Figure 6B presents statistically significant improvements of BOLD contrasts in frontal (dashed rectangular boxes) and anterior temporal areas (red arrows) in the combined CC data, compared to either FC or RC data alone. Rather than using GLM maps (Fig. 6B-i) to show the improvements due to both the signal average (i.e., improved SNR) and redistribution in the combined data, the percentage change maps showed dominant improvements only from signal redistribution (Fig. 6B-ii). When only FC and RC were compared, statistically significant differences (p-value<0.05) in frontal and anterior temporal areas were clearly observed in both the GLM and the percentage change maps. In posterior temporal areas (yellow arrow), however, there were no obvious statistically significant differences between FC and RC due to partial loss of signal, which cannot be addressed by geometric distortion correction alone. Nevertheless, the BOLD contrasts dominantly observed in FC were well preserved in CC.

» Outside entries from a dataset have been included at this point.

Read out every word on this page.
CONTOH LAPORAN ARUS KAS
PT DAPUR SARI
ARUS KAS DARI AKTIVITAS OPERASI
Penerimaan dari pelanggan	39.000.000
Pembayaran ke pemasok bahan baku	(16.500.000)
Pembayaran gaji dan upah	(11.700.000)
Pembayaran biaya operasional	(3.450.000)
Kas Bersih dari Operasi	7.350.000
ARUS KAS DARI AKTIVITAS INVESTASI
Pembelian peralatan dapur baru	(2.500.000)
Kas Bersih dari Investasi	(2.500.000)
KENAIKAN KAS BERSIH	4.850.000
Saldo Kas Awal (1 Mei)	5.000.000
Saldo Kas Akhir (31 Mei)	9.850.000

3.3. Reverse PF acquisition for RG-fMRI

Figure 7 demonstrates the amount of signal intensity loss with the standard and reverse PF acquisition and its reduction in the combined EPI image. With standard PF omitting the early echoes, the signal loss was observed primarily in the stretched areas in both FC and RC, which compromised the goal of minimizing the signal loss in the combined EPI, CC (Figs. 7A and 7B). With the reverse PF omitting the late echoes, however, dominant signal loss was observed in the compressed areas, where the spatial information was either partially or entirely lost. When a very high partial PF of 5/8 was used, the mean signal loss in the combined EPI was about 10.0% vs. 46.4% for reverse vs. the standard PF (Fig. 7C). While the TR remained the same for the standard PF method as TE is fixed at 30 ms, the TR for the reverse PF method was supposed to reduce from 934 ms to 861 ms (7.9%), 860 ms (15.7%), and 788 ms (23.6%), with PF factors of 7/8, 6/8, and 5/8, respectively for the 2.0 mm resolution fMRI on the compact 3T.

Figure 7.

Figure 7.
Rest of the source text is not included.